6. Despesas particulares com plano de saúde, cuidadores/assistentes, técnicos ou enfermeiros, revelam que inexistente o risco social do grupo familiar, que possui condições de arcar com tais despesas, mesmo que seu poder aquisitivo seja reduzido.
7. A escolha por consultas particulares na área da saúde, assim como a aquisição de medicamentos, fraldas e alimentos especiais é opção do cidadão, na medida em que o Estado os fornece, através do SUS.
8. A dedução de despesas com consultas na área da saúde e aquisição de medicamentos, fraldas e alimentos especiais na rede particular somente seria justificada nos casos em que, requerida a prestação ao Estado, houvesse a negativa da Administração. É apenas diante da negativa do direito que a aquisição particular, em detrimento do correspondente serviço público ofertado, deixa de ser opção e passa a ser necessidade.

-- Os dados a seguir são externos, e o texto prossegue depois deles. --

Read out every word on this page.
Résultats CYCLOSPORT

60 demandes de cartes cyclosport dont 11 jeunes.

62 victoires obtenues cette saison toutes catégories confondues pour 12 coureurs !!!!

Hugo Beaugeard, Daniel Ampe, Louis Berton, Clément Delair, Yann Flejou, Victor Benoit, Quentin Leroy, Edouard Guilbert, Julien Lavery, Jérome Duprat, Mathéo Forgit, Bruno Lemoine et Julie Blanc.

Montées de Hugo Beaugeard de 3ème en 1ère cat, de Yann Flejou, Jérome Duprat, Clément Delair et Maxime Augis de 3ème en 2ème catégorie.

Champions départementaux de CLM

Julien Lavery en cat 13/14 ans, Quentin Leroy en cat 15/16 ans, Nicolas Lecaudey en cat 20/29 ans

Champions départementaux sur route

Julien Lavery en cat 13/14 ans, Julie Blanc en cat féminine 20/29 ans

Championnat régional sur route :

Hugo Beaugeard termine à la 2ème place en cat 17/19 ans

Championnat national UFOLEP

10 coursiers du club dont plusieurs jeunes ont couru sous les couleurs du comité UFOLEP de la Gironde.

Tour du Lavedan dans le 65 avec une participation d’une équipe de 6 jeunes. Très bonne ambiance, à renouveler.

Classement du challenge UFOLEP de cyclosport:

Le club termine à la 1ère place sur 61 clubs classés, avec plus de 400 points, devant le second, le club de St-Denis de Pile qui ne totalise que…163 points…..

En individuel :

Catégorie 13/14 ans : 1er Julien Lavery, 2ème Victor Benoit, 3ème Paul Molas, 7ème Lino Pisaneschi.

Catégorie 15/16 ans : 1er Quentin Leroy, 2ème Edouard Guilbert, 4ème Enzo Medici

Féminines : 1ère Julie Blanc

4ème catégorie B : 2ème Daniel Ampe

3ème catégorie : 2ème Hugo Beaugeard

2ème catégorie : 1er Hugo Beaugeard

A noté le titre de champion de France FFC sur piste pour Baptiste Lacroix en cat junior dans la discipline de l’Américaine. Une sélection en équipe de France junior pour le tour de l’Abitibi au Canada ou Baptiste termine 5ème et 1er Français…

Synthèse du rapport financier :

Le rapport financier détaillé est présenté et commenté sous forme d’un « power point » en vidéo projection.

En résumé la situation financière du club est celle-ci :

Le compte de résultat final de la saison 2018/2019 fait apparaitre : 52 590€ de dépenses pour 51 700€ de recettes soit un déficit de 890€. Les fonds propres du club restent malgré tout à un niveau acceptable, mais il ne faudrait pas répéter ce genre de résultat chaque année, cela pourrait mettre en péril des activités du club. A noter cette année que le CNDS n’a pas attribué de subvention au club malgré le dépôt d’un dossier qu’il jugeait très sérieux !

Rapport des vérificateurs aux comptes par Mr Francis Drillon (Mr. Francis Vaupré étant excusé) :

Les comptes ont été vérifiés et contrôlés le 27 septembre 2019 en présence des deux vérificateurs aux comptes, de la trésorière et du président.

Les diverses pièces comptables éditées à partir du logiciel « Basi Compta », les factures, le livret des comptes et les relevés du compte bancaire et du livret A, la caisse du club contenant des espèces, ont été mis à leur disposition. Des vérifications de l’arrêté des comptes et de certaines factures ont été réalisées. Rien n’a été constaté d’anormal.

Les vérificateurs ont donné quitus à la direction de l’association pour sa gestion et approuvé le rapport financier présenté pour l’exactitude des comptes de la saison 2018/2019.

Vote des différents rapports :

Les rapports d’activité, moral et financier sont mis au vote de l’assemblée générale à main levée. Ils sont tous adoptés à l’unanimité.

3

9. Recurso parcialmente acolhido para compelir o réu a deduzir do cálculo da renda familiar, para fins de verificação do preenchimento do requisito econômico ao benefício de prestação continuada do art. 20 da Lei nº 8.742/93, apenas as despesas que decorram diretamente da deficiência, incapacidade ou idade avançada, com medicamentos, alimentação especial, fraldas descartáveis e consultas na área da saúde, comprovadamente requeridos e negados pelo Estado.

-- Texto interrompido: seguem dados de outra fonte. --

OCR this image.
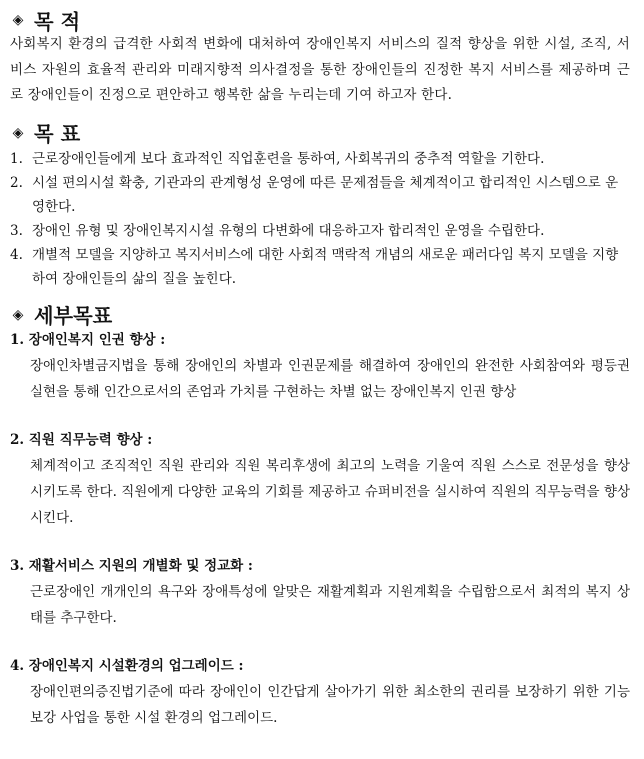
◈ 목 적

사회복지 환경의 급격한 사회적 변화에 대처하여 장애인복지 서비스의 질적 향상을 위한 시설, 조직, 서비스 자원의 효율적 관리와 미래지향적 의사결정을 통한 장애인들의 진정한 복지 서비스를 제공하며 근로 장애인들이 진정으로 편안하고 행복한 삶을 누리는데 기여 하고자 한다.

◈ 목 표
1. 근로장애인들에게 보다 효과적인 직업훈련을 통하여, 사회복귀의 중추적 역할을 기한다.
2. 시설 편의시설 확충, 기관과의 관계형성 운영에 따른 문제점들을 체계적이고 합리적인 시스템으로 운영한다.
3. 장애인 유형 및 장애인복지시설 유형의 다변화에 대응하고자 합리적인 운영을 수립한다.
4. 개별적 모델을 지양하고 복지서비스에 대한 사회적 맥락적 개념의 새로운 패러다임 복지 모델을 지향하여 장애인들의 삶의 질을 높힌다.
◈ 세부목표

1. 장애인복지 인권 향상 :

장애인차별금지법을 통해 장애인의 차별과 인권문제를 해결하여 장애인의 완전한 사회참여와 평등권 실현을 통해 인간으로서의 존엄과 가치를 구현하는 차별 없는 장애인복지 인권 향상

2. 직원 직무능력 향상 :

체계적이고 조직적인 직원 관리와 직원 복리후생에 최고의 노력을 기울여 직원 스스로 전문성을 향상 시키도록 한다. 직원에게 다양한 교육의 기회를 제공하고 슈퍼비전을 실시하여 직원의 직무능력을 향상시킨다.

3. 재활서비스 지원의 개별화 및 정교화 :

근로장애인 개개인의 욕구와 장애특성에 알맞은 재활계획과 지원계획을 수립함으로서 최적의 복지 상태를 추구한다.

4. 장애인복지 시설환경의 업그레이드 :

장애인편의증진법기준에 따라 장애인이 인간답게 살아가기 위한 최소한의 권리를 보장하기 위한 기능보강 사업을 통한 시설 환경의 업그레이드.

10. Considerando a mudança de entendimento do Superior Tribunal de Justiça (REsp 1243887/PR, Corte Especial, Rel. Min. Luis Felipe Salomão, DJe de 12-12-2011) e tendo em conta o teor da presente demanda, que visa garantir os interesses assistenciais, impõe-se determinar a extensão dos efeitos da presente ação civil pública a todo território nacional.

Acórdão

Vistos e relatados estes autos em que são partes as acima indicadas, decide a Egrégia 6ª Turma do Tribunal Regional Federal da 4ª Região, por unanimidade, não conhecer da remessa oficial e dar parcial provimento ao recurso do Ministério Público Federal, julgando parcialmente procedente o pedido para condenar o INSS a deduzir do cálculo da renda familiar, para fins de verificação do preenchimento do requisito econômico ao benefício de prestação continuada do art. 20 da Lei nº 8.742/93, apenas as despesas que decorram diretamente da deficiência, incapacidade ou idade avançada, com medicamentos, alimentação especial, fraldas descartáveis e consultas na área da saúde, requeridos e negados pelo Estado, estendendo os efeitos deste julgado a todo o território nacional, nos termos do relatório, votos e notas taquigráficas que ficam fazendo parte integrante do presente julgado.